Un Paese dove le differenze di classe crescono e si rafforzano, rileva Aldo Carra su Il Manifesto.
Tra il 1990 e il 2010 le diseguaglianze nella distribuzione del reddito
sono aumentate da 0,40 a 0,51 nell’indice sui redditi individuali da
lavoro. L’incremento più alto tra tutti i paesi per i quali sono
disponibili questi dati.
Italia record per la diseguaglianza tra classi sociali col 63%,
percentuale quasi doppia della Francia (37%) e Danimarca (39%). Primo in
classifica -magra consolazione- il Regno Unito con il 79%, il paese
della rivoluzione thatcheriana che ha rafforzato a dismisura dagli anni
Ottanta in poi le differenze di classe. Ma l’Italia insegue.
Dopo la Gran Bretagna, l’Italia. Anche da noi è avvenuta un’analoga
rivoluzione che ha premiato un’elite a svantaggio dei molti, peccato che
nessuno abbia mai dichiarato apertamente di volerlo, al contrario della
signora Thatcher. Poi l’Istat aggiunge che la povertà colpisce tre
volte più al Sud che al Nord. E le diseguaglianza si moltiplicano.
Dati da scoramento. Limitiamoci ai fondamentali. Oggi precarietà di
massa, domani -dicono gtli analisti gufi- porterà una povertà epocale
tra gli attuali tredicenni. Inoltre, il paese è spaccato a più livelli,
Sud contro Nord, tra le generazioni, tra i redditi e tra i territori. E
l’indicatore sulla «grave deprivazione materiale» si è stabilizzato
all’11,5% dal 2015.
L’impossibilità di trovare un reddito dignitoso per un affitto,
spinge 6 giovani su 10 a vivere con i genitori fino ai 34 anni. Oltre un
quarto -2,3 milioni- è disoccupati o inoccupato, neppure lo cerca. Il
non lavoro, o il lavoro povero, non è una colpa, ma un problema
politico. E pare certo oggi è che il paese resterà fermo per altri
quindici anni.
L’Italia è il paese più invecchiato al mondo. Prevalgono gli over 64,
mentre le nascite sono al minimo storico. Sui 60,7 milioni di
residenti, gli over 64 sono 161,1 ogni 100 giovani con meno di 15 anni.

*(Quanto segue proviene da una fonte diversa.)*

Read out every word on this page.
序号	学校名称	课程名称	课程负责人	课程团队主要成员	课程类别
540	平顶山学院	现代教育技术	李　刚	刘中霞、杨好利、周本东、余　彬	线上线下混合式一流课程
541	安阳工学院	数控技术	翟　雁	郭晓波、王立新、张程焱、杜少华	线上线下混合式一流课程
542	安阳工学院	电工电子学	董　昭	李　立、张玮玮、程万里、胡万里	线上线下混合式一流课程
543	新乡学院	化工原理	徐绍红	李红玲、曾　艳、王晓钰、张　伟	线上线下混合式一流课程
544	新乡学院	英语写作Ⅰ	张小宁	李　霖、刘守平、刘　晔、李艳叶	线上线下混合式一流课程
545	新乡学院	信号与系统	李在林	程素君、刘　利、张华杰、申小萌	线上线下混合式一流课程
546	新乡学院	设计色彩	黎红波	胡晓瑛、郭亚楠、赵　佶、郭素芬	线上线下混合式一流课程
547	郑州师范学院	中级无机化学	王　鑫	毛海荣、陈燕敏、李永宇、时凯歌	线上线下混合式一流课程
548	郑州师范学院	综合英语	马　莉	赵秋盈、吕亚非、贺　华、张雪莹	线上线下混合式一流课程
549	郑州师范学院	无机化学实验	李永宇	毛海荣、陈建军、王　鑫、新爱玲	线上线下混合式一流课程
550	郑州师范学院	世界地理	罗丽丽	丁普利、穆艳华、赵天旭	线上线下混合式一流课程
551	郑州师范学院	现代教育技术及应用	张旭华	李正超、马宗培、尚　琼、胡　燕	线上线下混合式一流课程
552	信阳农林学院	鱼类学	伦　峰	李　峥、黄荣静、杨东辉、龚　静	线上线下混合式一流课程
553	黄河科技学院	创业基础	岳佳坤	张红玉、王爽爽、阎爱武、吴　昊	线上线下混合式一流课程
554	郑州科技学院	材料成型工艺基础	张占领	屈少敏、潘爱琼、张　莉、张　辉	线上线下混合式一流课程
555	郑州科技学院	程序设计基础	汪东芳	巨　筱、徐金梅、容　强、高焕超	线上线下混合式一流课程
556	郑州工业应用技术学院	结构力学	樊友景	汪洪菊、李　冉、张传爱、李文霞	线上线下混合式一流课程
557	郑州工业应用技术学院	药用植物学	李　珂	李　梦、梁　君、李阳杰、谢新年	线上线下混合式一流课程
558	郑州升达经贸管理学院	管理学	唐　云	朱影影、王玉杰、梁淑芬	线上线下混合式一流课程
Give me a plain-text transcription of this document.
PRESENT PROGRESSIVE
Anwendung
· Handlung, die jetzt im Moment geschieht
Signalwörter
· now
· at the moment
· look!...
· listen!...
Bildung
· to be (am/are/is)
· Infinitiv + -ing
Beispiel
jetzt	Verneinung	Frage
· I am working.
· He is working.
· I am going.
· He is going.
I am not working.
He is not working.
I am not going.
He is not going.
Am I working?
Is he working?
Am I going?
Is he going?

Insieme a Giappone e Germania, un altro primato. Le nuove generazioni di
anziani vivono meglio del secolo scorso e dei loro genitori.
La precarietà interessa ormai due generazioni: i nati negli anni
Settanta e quelli tra il 1981 e il 1995. In mancanza di una
redistribuzione della ricchezza esistente, si distribuisce il reddito
pensionistico. Chi è nato negli anni Ottanta, lavorerà fino a 75 anni, e
con la misera pensione non sosterrà i propri figli al posto del
Welfare. Bomba sociale.
Le generazioni. Fra i nati negli anni quaranta l’80% aveva vissuto la
formazione di una famiglia o la nascita di figli e il vivere da soli un
“evento di vita”, percorso naturale. Tra i nati negli anni settanta
quella percentuale è scesa al 60%. Così nel 2015 il 70% dei giovani tra
25-29 anni ed il 54% delle coetanee vivono ancora in famiglia.